If you have a backup plate, or even if it's possible to image that same plate again (the behavior of the floaty thing says to me it was some piece of dust that was on the bottom of the plate/fell onto the objective from the air, so as long as whomever is imaging it gives the plate bottom a quick swipe with some lens paper, we shouldn't have the same issue again - like I said, I've never seen it before in 6 + years analyzing plates from that microscope!), I think running the imaging one more time is our best chance of getting maximum-quality data. I don't think the data quality we're going to have even with the data we have now is going to be BAD, I'm just saying what's ideal. In practice, though, we rarely ever have ideal data, so if the decision is "live with it, and maybe consider median aggregating, but just keep an eye out for our phenotypes in that corner" (we can always run it both ways - mean AND median aggregated), I don't think it's ruined by any means- we should just keep in mind that it might be somewhat aberrated as we then look downstream).

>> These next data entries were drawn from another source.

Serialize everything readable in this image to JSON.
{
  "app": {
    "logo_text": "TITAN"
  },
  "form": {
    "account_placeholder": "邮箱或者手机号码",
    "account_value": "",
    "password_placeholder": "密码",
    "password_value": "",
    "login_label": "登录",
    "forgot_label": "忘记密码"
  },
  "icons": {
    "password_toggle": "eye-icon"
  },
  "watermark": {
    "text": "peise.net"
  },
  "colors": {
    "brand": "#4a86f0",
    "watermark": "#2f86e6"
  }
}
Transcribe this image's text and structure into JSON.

mtegtmey commented 2 years ago

Ok - I've booked the Phenix for Monday morning. I'm working on coordinating a handoff to IP folks who can set up and run the imaging for the backup plate and transfer the images to you.

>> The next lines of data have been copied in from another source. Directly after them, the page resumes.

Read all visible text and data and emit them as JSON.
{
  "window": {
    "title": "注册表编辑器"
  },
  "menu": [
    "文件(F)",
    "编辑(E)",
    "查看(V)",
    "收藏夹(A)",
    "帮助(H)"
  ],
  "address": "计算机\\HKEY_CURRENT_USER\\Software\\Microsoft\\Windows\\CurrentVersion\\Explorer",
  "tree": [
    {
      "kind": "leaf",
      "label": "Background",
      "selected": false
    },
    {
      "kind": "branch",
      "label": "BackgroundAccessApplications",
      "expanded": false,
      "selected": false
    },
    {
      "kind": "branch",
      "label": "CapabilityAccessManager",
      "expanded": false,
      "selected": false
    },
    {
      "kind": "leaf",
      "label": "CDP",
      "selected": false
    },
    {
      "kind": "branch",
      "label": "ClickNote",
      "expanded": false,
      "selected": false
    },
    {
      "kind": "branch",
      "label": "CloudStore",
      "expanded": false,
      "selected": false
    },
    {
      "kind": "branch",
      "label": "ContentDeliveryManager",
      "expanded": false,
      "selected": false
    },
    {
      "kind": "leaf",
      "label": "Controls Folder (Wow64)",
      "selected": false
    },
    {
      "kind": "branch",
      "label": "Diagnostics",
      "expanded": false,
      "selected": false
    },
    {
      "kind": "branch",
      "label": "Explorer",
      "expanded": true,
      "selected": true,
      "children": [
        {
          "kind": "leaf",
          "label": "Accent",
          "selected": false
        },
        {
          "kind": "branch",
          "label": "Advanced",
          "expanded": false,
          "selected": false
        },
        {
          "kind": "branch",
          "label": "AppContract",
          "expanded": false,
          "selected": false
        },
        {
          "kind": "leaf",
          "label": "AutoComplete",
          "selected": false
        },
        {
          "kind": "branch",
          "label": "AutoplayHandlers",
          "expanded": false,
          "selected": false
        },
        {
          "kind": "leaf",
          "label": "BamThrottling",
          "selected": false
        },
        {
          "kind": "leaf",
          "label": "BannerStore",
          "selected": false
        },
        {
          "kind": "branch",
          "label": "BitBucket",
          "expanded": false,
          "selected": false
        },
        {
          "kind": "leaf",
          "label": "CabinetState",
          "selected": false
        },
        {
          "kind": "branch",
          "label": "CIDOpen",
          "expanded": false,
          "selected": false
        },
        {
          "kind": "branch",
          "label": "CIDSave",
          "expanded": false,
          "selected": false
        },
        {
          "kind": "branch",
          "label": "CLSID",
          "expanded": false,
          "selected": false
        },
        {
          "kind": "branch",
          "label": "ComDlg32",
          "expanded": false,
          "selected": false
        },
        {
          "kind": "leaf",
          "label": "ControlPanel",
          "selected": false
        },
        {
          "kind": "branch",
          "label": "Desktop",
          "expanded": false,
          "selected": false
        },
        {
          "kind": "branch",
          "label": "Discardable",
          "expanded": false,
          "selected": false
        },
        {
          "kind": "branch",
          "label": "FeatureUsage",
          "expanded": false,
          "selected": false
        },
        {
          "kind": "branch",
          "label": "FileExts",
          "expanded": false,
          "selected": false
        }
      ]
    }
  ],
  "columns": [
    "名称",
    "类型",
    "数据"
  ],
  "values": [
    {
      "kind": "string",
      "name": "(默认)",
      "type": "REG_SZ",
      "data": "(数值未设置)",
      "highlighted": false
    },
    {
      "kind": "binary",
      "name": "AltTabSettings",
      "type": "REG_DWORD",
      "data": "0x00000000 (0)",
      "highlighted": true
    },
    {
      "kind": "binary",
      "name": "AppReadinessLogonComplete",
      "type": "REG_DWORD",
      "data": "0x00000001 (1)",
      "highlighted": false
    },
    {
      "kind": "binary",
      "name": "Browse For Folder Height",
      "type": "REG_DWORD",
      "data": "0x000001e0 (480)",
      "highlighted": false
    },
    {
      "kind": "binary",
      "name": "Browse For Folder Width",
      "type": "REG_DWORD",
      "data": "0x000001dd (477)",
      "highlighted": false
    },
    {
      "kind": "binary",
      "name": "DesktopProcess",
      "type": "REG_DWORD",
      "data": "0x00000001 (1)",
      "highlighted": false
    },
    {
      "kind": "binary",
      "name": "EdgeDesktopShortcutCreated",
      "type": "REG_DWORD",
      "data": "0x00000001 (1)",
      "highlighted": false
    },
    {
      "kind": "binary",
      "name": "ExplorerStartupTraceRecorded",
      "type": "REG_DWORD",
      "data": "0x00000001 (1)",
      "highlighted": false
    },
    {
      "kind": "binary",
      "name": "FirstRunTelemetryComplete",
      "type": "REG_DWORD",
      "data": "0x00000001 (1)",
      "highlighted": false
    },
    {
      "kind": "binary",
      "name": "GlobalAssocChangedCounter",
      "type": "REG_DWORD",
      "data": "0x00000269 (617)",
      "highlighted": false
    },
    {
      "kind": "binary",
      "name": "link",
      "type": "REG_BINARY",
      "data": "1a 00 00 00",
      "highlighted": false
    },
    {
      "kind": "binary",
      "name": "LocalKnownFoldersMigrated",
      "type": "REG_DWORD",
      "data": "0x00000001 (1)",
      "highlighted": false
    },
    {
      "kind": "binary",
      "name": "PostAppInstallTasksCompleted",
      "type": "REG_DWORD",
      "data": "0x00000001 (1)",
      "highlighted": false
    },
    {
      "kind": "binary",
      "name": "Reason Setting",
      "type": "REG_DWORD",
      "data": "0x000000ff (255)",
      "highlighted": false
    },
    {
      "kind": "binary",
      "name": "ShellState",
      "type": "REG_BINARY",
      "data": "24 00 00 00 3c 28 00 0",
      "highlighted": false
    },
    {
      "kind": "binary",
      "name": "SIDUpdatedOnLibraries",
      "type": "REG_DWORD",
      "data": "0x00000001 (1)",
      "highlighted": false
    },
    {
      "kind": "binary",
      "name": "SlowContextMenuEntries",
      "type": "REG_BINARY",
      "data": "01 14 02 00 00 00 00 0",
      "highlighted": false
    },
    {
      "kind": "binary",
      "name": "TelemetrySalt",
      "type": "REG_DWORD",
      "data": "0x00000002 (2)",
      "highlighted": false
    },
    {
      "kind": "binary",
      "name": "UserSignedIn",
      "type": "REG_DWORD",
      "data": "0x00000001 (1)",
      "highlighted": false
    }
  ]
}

It could also be possible to simply remove any/all impacted wells from the downstream processing. Each condition has 28 replicate wells on the plate (56 for controls), so even chopping 1/4 of the total wells should still leave us with plenty per condition to accomplish our goals In this experiment.

bethac07 commented 2 years ago

It could also be possible to simply remove any/all impacted wells from the downstream processing. Each condition has 28 replicate wells on the plate (56 for controls), so even chopping 1/4 of the total wells should still leave us with plenty per condition to accomplish our goals In this experiment.

Wow, I hadn't realized there were so many - I still think it's worth re-imaging the backup plate (and thank you for arranging that to be true!), because I still think given how much work it take to get to this point if we can get cleaner data, we should get cleaner data, but if for some reason you decided not to re-image, that's good to know. (We might also think about using it as an internal test case to see how much an artifact of this case REALLY messes with our ability to detect phenotypes.

mtegtmey commented 2 years ago

@bethac07 new images should get transferred to /imaging/analysis/2018_06_05_cmQTL later this afternoon! I imagine everything would be all set for analysis by tomorrow morning. I'll update if there are any issues.

mtegtmey commented 2 years ago

@bethac07 were you able to see if the new image set has the same floating debris issue?

bethac07 commented 2 years ago

It does have some of them still, so I think they must have been inside the wells - I think possibly one or more solutions must not have been filtered fully. The second plate was definitely less bad. I analyzed both plates, just to get a sense of how much if at all this is going to affect the profiles - I should have profiles to Shantanu later today.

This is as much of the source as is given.